"This world - with its ideas, principles, rules, and in general, with all its order, which has been elevated to the status of an unalterable law - lays its heavy, dominating hand upon all its children. Consequently none of them even dares to think about rising up against it or spurning its power and authority. Everybody holds it in reverence, and with some timidity, adheres to its rules. Their breach is considered to be a criminal offense. The world is not a person, but its spirit somehow permeates the earth. This spirit influences us and binds us as with bonds. Obviously its power and authority are created by our thought; they are imaginary, not real or physical. Consequently, we need only to dispel this imaginary authority of the world, and the possibility of sobering from its charms will be near to us.
"God's providential care for us acts in four distinct ways to dispel the illusions of this world" (St.
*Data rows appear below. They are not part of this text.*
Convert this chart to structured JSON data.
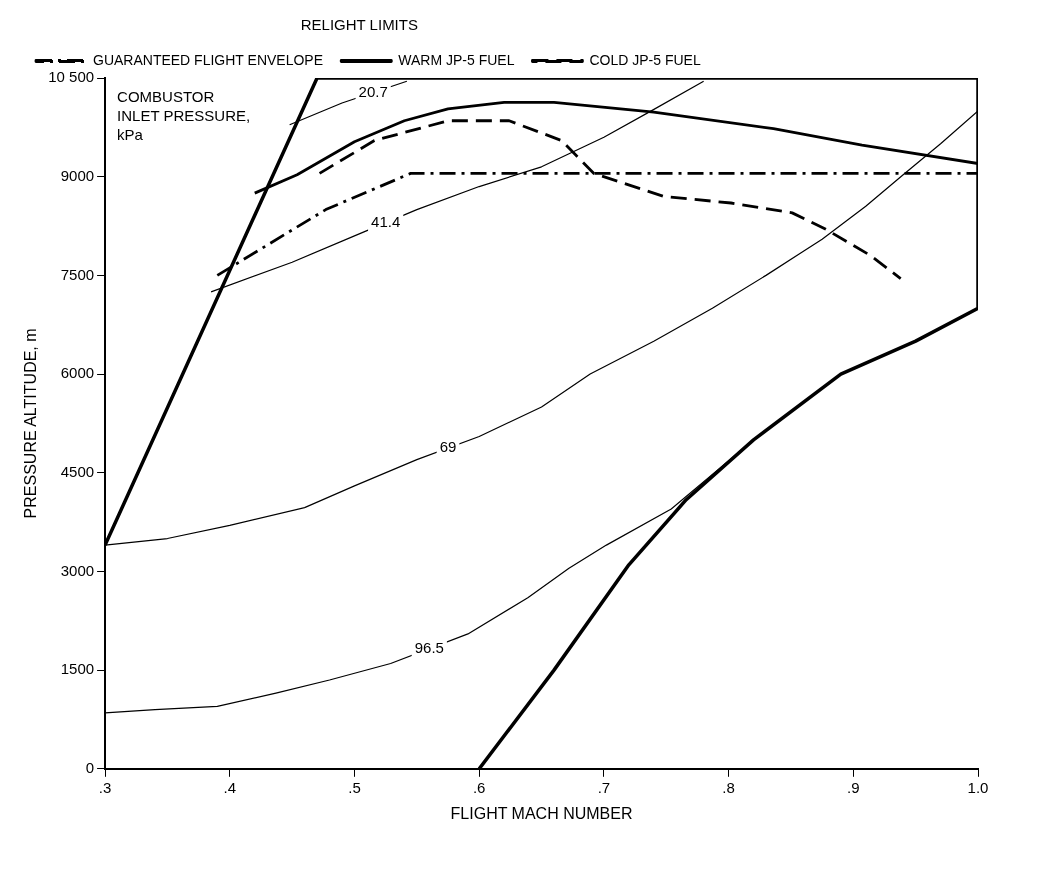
{
  "chart_data": {
    "type": "line",
    "xlabel": "FLIGHT MACH NUMBER",
    "ylabel": "PRESSURE ALTITUDE, m",
    "legend_title": "RELIGHT LIMITS",
    "xlim": [
      0.3,
      1.0
    ],
    "xticks": [
      {
        "value": 0.3,
        "label": ".3"
      },
      {
        "value": 0.4,
        "label": ".4"
      },
      {
        "value": 0.5,
        "label": ".5"
      },
      {
        "value": 0.6,
        "label": ".6"
      },
      {
        "value": 0.7,
        "label": ".7"
      },
      {
        "value": 0.8,
        "label": ".8"
      },
      {
        "value": 0.9,
        "label": ".9"
      },
      {
        "value": 1.0,
        "label": "1.0"
      }
    ],
    "ylim": [
      0,
      10500
    ],
    "yticks": [
      0,
      1500,
      3000,
      4500,
      6000,
      7500,
      9000,
      {
        "value": 10500,
        "label": "10 500"
      }
    ],
    "grid": false,
    "legend": "top",
    "marker": "none",
    "series": [
      {
        "color": "#000000",
        "line_style": "solid",
        "x": [
          0.3,
          0.47,
          1.0,
          1.0,
          0.95,
          0.89,
          0.82,
          0.766,
          0.72,
          0.66,
          0.6
        ],
        "values": [
          3400,
          10500,
          10500,
          7000,
          6500,
          6000,
          5000,
          4090,
          3100,
          1500,
          0
        ]
      },
      {
        "name": "GUARANTEED FLIGHT ENVELOPE",
        "color": "#000000",
        "line_style": "dashdot",
        "x": [
          0.39,
          0.477,
          0.545,
          1.0
        ],
        "values": [
          7500,
          8500,
          9050,
          9050
        ]
      },
      {
        "name": "WARM JP-5 FUEL",
        "color": "#000000",
        "line_style": "solid",
        "x": [
          0.42,
          0.454,
          0.5,
          0.54,
          0.575,
          0.62,
          0.66,
          0.74,
          0.836,
          0.907,
          1.0
        ],
        "values": [
          8750,
          9030,
          9530,
          9850,
          10030,
          10130,
          10130,
          9980,
          9730,
          9480,
          9200
        ]
      },
      {
        "name": "COLD JP-5 FUEL",
        "color": "#000000",
        "line_style": "dashed",
        "x": [
          0.472,
          0.516,
          0.575,
          0.624,
          0.666,
          0.692,
          0.748,
          0.802,
          0.851,
          0.878,
          0.914,
          0.938
        ],
        "values": [
          9050,
          9550,
          9850,
          9850,
          9550,
          9050,
          8700,
          8600,
          8450,
          8200,
          7800,
          7450
        ]
      },
      {
        "color": "#000000",
        "line_style": "solid",
        "x": [
          0.448,
          0.49,
          0.542
        ],
        "values": [
          9790,
          10120,
          10450
        ]
      },
      {
        "color": "#000000",
        "line_style": "solid",
        "x": [
          0.385,
          0.45,
          0.5,
          0.55,
          0.6,
          0.65,
          0.7,
          0.738,
          0.78
        ],
        "values": [
          7250,
          7700,
          8100,
          8500,
          8850,
          9150,
          9600,
          10000,
          10450
        ]
      },
      {
        "color": "#000000",
        "line_style": "solid",
        "x": [
          0.3,
          0.35,
          0.4,
          0.46,
          0.5,
          0.55,
          0.6,
          0.65,
          0.689,
          0.74,
          0.787,
          0.83,
          0.875,
          0.91,
          0.94,
          0.97,
          1.0
        ],
        "values": [
          3400,
          3500,
          3700,
          3970,
          4300,
          4700,
          5050,
          5500,
          6000,
          6500,
          7000,
          7500,
          8050,
          8550,
          9030,
          9500,
          10000
        ]
      },
      {
        "color": "#000000",
        "line_style": "solid",
        "x": [
          0.3,
          0.34,
          0.39,
          0.437,
          0.48,
          0.529,
          0.591,
          0.639,
          0.672,
          0.702,
          0.754,
          0.82
        ],
        "values": [
          850,
          900,
          950,
          1150,
          1350,
          1600,
          2050,
          2600,
          3050,
          3400,
          3950,
          5000
        ]
      }
    ],
    "annotations": [
      "COMBUSTOR INLET PRESSURE, kPa",
      {
        "text": "20.7",
        "x": 0.515,
        "y": 10280
      },
      {
        "text": "41.4",
        "x": 0.525,
        "y": 8300
      },
      {
        "text": "69",
        "x": 0.575,
        "y": 4880
      },
      {
        "text": "96.5",
        "x": 0.56,
        "y": 1830
      }
    ]
  }
}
Theophan the Recluse, Turning the Heart to God, p. 28; published separately, this is the second part of The Path to Salvation).
First, God gives us nature. He also gives us the Church, which reveals the next world to us and teaches us how to contemplate the visible works of God in the here and now.
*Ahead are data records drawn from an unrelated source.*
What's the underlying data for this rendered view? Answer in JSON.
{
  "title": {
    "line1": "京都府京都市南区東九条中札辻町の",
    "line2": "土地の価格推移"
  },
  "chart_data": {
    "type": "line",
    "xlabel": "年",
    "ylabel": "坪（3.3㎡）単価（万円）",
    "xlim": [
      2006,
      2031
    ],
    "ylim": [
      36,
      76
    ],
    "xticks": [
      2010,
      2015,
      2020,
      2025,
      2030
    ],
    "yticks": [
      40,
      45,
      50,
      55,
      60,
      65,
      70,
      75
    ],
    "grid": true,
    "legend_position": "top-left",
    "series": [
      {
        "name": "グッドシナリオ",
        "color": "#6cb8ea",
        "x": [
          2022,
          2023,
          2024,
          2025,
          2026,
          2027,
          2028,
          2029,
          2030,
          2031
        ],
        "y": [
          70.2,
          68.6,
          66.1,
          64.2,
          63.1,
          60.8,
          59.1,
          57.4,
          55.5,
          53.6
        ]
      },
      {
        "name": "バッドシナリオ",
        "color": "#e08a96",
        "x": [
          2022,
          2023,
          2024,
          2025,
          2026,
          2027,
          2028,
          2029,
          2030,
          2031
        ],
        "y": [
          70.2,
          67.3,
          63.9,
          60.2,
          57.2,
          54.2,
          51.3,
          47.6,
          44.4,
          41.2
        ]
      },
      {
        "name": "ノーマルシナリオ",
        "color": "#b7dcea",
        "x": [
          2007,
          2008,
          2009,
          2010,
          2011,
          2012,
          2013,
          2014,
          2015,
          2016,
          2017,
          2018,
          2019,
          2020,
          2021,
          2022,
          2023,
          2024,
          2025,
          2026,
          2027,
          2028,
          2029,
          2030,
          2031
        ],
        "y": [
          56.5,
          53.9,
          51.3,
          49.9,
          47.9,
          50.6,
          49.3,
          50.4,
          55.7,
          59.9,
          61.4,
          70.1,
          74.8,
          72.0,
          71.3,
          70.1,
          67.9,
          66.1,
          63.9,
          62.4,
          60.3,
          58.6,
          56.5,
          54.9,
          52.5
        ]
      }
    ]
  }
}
Second, God provides us examples of people who are satisfied with prayer, contemplation, and the vision of God. These are people who are not satisfied with the "amusements" and "reassurances" of the world.
Third, God exposes the "powerful" and the "exalted" as frauds when we witness their downfall.
Fourth, God allows the world disappoint us, so we understand that "fame, honor, power, riches and amusements" are a "deception" that will not satisfy our deepest longing.
God has showed you these things. Will you pay attention to what you have seen? Or will you choose to continue to participate in the lie?